Pelo menos dez anos antes de ter obras iniciadas, o Centro de Convenções de Anápolis (CCA) era sonhado pelo empresariado, os promotores de eventos e a sociedade em geral. E era prometido seguidamente em palanques eleitorais, como uma cláusula pétrea de alguns planos de governo. E era sempre usado, ou como promessa, ou como crítica a adversários políticos.
Em 2013 as obras finalmente começaram e, em 2018, as instalações físicas do CCA foram inauguradas. Entretanto, nesses oito anos, jamais foi usado em plenitude à finalidade para o qual foram construídas. Uma megaestrutura de 32,8 mil metros quadrados, que consumiu R$ 154,2 milhões do dinheiro do povo. Sem uso adequado, se tornou uma espécie de ‘morto-vivo’.
E, agora, depois de tanto tempo abandonado, consumindo alguns milhares de reais por mês em manutenção, finalmente a estrutura pode ganhar vida. No dia 3 de julho de 2026, o Governo do Estado oficializou a transferência da gestão do Centro à Prefeitura de Anápolis.

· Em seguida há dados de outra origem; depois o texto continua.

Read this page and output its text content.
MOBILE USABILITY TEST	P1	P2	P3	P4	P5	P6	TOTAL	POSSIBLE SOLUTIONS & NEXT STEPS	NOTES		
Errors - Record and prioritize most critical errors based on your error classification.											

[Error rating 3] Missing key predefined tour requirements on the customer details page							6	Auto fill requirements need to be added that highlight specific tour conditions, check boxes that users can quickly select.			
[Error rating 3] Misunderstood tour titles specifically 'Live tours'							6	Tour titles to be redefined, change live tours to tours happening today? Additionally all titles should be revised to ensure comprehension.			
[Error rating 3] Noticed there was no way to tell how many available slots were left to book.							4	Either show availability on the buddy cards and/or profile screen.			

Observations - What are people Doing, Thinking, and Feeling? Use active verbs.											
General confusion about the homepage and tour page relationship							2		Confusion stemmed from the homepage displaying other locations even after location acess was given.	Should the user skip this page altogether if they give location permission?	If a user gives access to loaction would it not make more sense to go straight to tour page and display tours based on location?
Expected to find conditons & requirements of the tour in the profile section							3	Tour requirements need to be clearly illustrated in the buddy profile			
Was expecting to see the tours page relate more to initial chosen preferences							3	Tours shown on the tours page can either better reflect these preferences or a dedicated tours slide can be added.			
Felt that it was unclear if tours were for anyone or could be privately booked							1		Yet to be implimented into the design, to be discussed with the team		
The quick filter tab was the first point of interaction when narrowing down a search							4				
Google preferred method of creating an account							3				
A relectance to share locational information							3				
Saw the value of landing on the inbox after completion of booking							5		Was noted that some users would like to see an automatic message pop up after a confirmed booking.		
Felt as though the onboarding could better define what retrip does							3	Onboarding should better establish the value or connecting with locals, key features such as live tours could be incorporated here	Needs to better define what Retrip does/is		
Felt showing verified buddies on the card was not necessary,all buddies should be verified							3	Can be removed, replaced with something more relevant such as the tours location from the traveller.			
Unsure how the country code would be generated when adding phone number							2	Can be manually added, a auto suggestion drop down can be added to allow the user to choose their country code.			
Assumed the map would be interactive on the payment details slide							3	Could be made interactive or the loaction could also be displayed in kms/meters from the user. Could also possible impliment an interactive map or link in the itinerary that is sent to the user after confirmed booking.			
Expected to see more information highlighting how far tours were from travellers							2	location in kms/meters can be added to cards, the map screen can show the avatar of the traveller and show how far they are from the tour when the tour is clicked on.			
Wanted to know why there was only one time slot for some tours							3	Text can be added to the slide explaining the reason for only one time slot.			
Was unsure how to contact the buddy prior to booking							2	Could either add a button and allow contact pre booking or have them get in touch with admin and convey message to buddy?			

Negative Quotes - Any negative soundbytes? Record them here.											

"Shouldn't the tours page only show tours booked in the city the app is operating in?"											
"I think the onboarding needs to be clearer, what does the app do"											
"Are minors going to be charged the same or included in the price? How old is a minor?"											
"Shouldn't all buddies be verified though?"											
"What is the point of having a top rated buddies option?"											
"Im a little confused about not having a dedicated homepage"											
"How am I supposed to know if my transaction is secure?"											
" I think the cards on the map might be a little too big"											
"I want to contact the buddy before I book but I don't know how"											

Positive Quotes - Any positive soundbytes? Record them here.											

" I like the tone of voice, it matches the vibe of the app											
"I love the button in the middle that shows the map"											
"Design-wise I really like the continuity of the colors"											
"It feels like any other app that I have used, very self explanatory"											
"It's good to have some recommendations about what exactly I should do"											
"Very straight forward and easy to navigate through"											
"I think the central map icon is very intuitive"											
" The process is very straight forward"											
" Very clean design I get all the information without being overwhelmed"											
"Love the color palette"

O prefeito Márcio Corrêa (PL) anunciou o desejo em transferir parte da administração para o prédio do Centro de Convenções. E, segundo ele, sem inviabilizar a essência daquela estrutura, que é receber convenções, seminários, feiras, encontros, workshops e outras atividades ligadas aos setores de desenvolvimento econômico e social.
Nesses quase dez anos após a inauguração, não houve instalação de equipamentos no CCA. Sempre ficou ocioso. Um espaço que carece de infraestrutura robusta de energia elétrica, além de opções de alimentação, água e internet adequadas para uma ocupação diária.
Em 2019 sediou a Feira da Indústria e Comércio de Anápolis e, em 2023, a entrega da Comenda Gomes de Souza Ramos. Mas, quem usa o espaço tem que contratar limpeza e geradores de energia. O Centro de Convenções jamais operou minimamente e tem problemas estruturais de funcionamento. Até o bonito letreiro de identificação foi retirado da frente do prédio.
O primeiro sinal claro de interesse em fazer toda essa estrutura ganhar vida foi dado agora, a partir da decisão do governo estadual em transferir a gestão das instalações ao Município. O setor produtivo e o poder público estreitam suas relações. Trabalham em conjunto para construir projetos que impulsionem o crescimento econômico, a geração de emprego e renda, e o desenvolvimento social.
É a este movimento que aqueles que se dizem defensores da cidade devem se somar. E, não, usar o Centro de Convenções, de novo, como instrumento de campanha eleitoral. O tempo atual exige evolução de mentalidade política. Desde 2018, pela primeira vez, alguém se interessou em fazer alguma coisa para que aquele ambiente possa funcionar de verdade. Uma pessoa perguntou: o que falta para que o Centro de Convenções funcione. A resposta é fácil. Falta gente!